How many shots should you take? That depends on the subject, but for most topics, 50 to 100 frames is not too many. Even though we won’t publish that many photos, it’s helpful to have wide choice when producing the magazine.

And, of course, as with the text, if you have questions or need clarification, don’t hesitate to contact us by e-mail. We’re happy to provide specific guidance to authors and photographers.

Submission Methods

For text alone, you can simply e-mail us the article draft. We prefer MS Word. We’ll evaluate it and either return it with suggestions for revisions or accept it and provide a general plan of when we intend to publish it. Fair warning, though; the magazine’s content is often in flux and your story might get temporarily “bumped” for reasons totally unrelated to your narrative or photography skills. Please bear with us.

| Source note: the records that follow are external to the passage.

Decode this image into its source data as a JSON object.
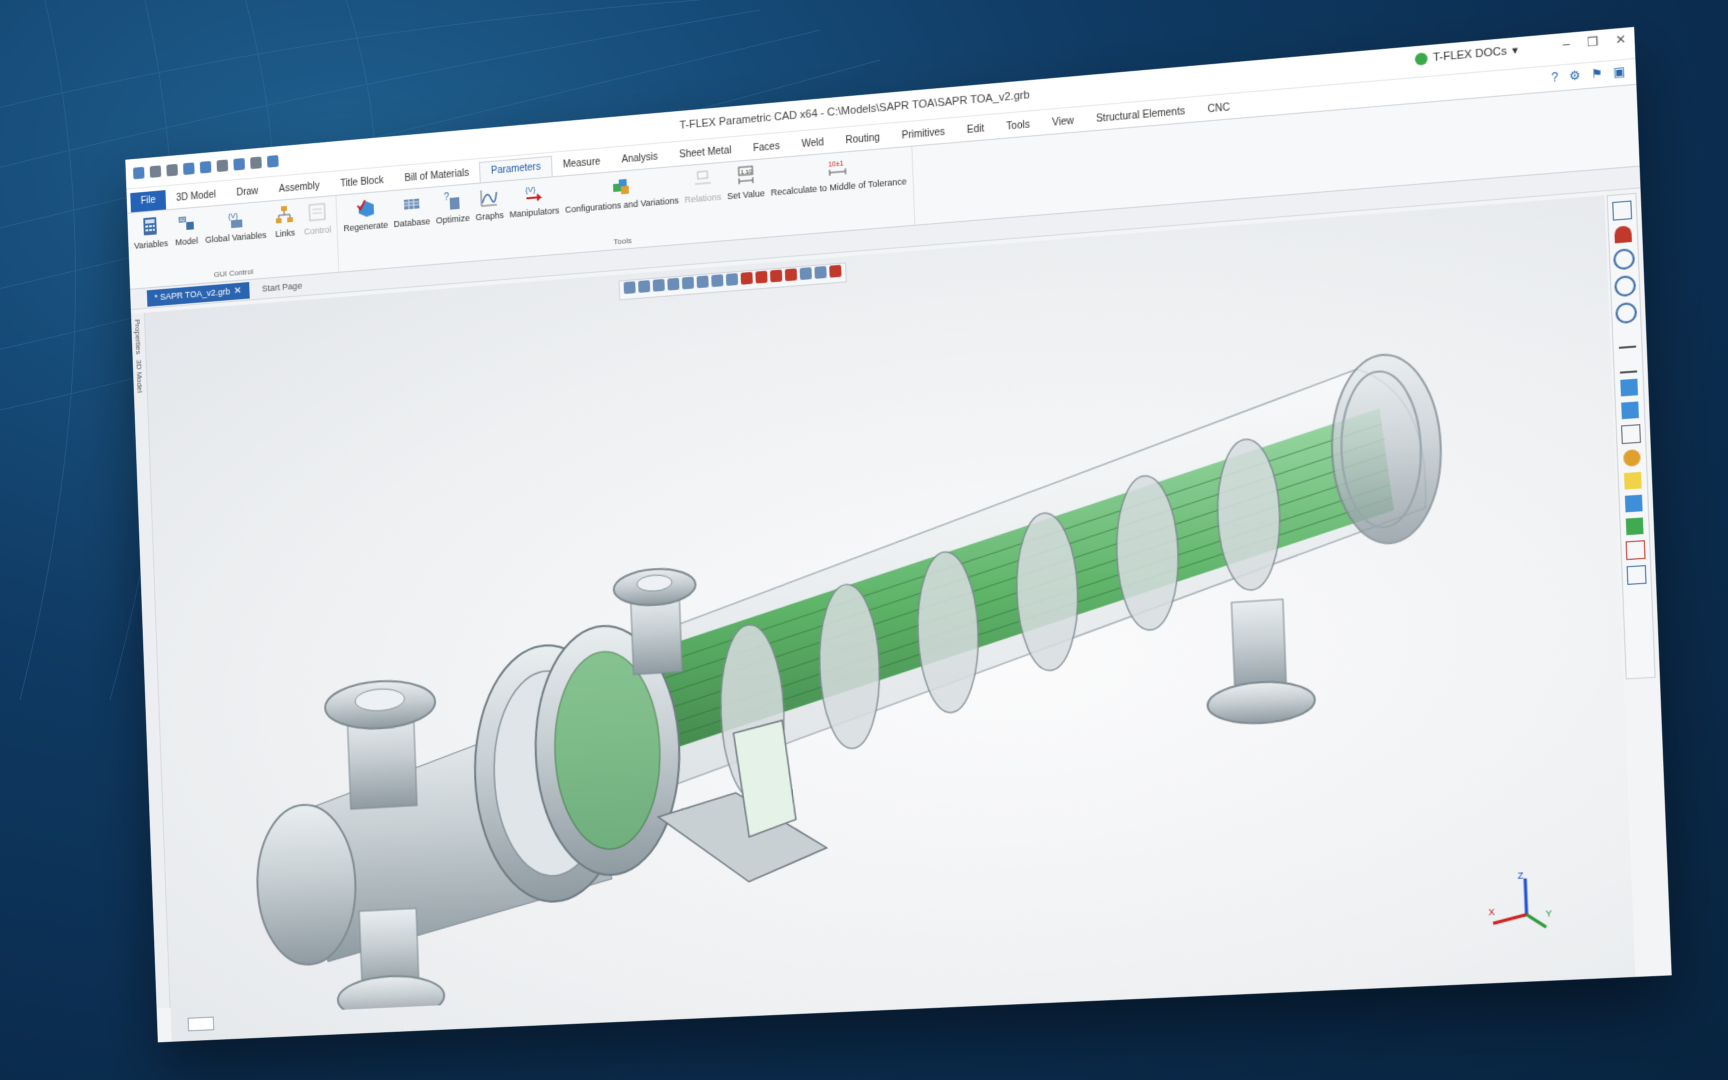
{
  "app": {
    "title": "T-FLEX Parametric CAD x64 - C:\\Models\\SAPR TOA\\SAPR TOA_v2.grb",
    "docs_label": "T-FLEX DOCs",
    "docs_caret": "▾"
  },
  "window_controls": {
    "minimize": "–",
    "restore": "❐",
    "close": "✕"
  },
  "menu": {
    "tabs": [
      "File",
      "3D Model",
      "Draw",
      "Assembly",
      "Title Block",
      "Bill of Materials",
      "Parameters",
      "Measure",
      "Analysis",
      "Sheet Metal",
      "Faces",
      "Weld",
      "Routing",
      "Primitives",
      "Edit",
      "Tools",
      "View",
      "Structural Elements",
      "CNC"
    ],
    "active": "Parameters"
  },
  "ribbon": {
    "gui_control": {
      "name": "GUI Control",
      "buttons": [
        "Variables",
        "Model",
        "Global Variables",
        "Links",
        "Control"
      ]
    },
    "tools": {
      "name": "Tools",
      "buttons": [
        "Regenerate",
        "Database",
        "Optimize",
        "Graphs",
        "Manipulators",
        "Configurations and Variations",
        "Relations",
        "Set Value",
        "Recalculate to Middle of Tolerance"
      ]
    }
  },
  "doc_tabs": {
    "active": "* SAPR TOA_v2.grb",
    "other": "Start Page"
  },
  "side_labels": {
    "properties": "Properties",
    "model3d": "3D Model"
  },
  "axes": {
    "z": "Z",
    "x": "X",
    "y": "Y"
  },
  "colors": {
    "accent": "#2563b7",
    "tubes": "#4fae5a",
    "metal": "#b9c0c6"
  },
  "icons": [
    "calculator-icon",
    "model-variables-icon",
    "global-variables-icon",
    "links-icon",
    "control-icon",
    "regenerate-icon",
    "database-icon",
    "optimize-icon",
    "graphs-icon",
    "manipulators-icon",
    "configurations-icon",
    "relations-icon",
    "set-value-icon",
    "tolerance-icon"
  ]
}
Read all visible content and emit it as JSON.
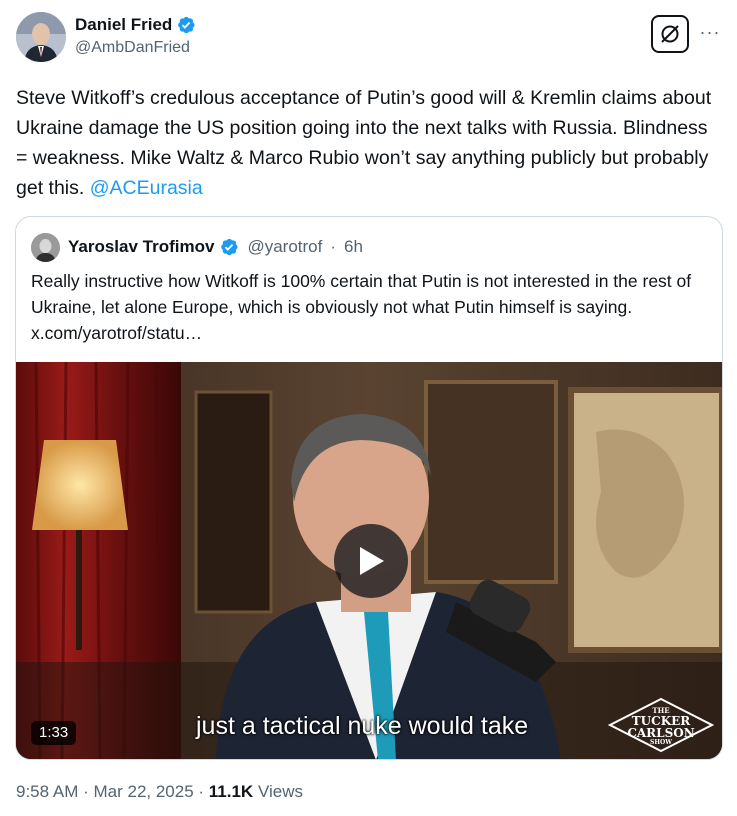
{
  "author": {
    "display_name": "Daniel Fried",
    "handle": "@AmbDanFried",
    "verified_icon": "verified-badge-icon",
    "avatar_icon": "avatar"
  },
  "actions": {
    "grok_icon": "grok-icon",
    "more_icon": "more-options-icon",
    "more_label": "···"
  },
  "tweet": {
    "text": "Steve Witkoff’s credulous acceptance of Putin’s good will & Kremlin claims about Ukraine damage the US position going into the next talks with Russia. Blindness = weakness. Mike Waltz & Marco Rubio won’t say anything publicly but probably get this. ",
    "mention": "@ACEurasia"
  },
  "quoted": {
    "display_name": "Yaroslav Trofimov",
    "handle": "@yarotrof",
    "separator": "·",
    "time": "6h",
    "text": "Really instructive how Witkoff is 100% certain that Putin is not interested in the rest of Ukraine, let alone Europe, which is obviously not what Putin himself is saying.  x.com/yarotrof/statu…",
    "video": {
      "duration": "1:33",
      "caption": "just a tactical nuke would take",
      "logo_line1": "THE",
      "logo_line2": "TUCKER",
      "logo_line3": "CARLSON",
      "logo_line4": "SHOW"
    }
  },
  "meta": {
    "time": "9:58 AM",
    "separator1": " · ",
    "date": "Mar 22, 2025",
    "separator2": " · ",
    "views_count": "11.1K",
    "views_label": " Views"
  },
  "colors": {
    "link": "#1d9bf0",
    "secondary_text": "#536471",
    "primary_text": "#0f1419",
    "border": "#cfd9de"
  }
}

IMPORTANT: Do not insert photos into the document, but do include captions and the image filenames to which they relate.

When it comes time to send images, please either send through a third-party file transfer system like WeTransfer, or query us and we’ll send you a link to upload directly to our photo-file server.

Get Your Airplane in Completions

If you’ve built a plane and flown it, please send us a submission for our Completions section. Completions remains one of the most popular departments in KITPLANES, and we want your plane there! Every kit-built and plans-built plane that’s flown will be included in the order they are received. Send the original digital file of your image to [email protected]. Include a description (200 words maximum) of the project and the finished aircraft, and send us your contact information and whether we can publish your e-mail address in case other builders would like to contact you.

Here are some elements that we think are necessary for a good photograph:

  1. Focus—the main subject (your airplane) must be entirely in focus.
  2. Exposure — don’t send us a photo that’s underexposed or overexposed — we can’t fix that here.
  3. Color—make sure the photo’s color is true to what the airplane looks like.

Here are some tips for making your airplane look good:

  1. Walk up to the airplane until it takes up the entire frame in your camera’s viewfinder. Photos that are taken from 100 feet away diminish in quality when they’re enlarged.
  2. Avoid people and/or objects that are not relevant to the photograph.
  3. Take your photos early in the morning or late in the afternoon. Avoid the middle of the day, when shadows tend to hide details.
  4. Make sure the background is acceptable and clear of objects that might degrade the photo. Reduce clutter.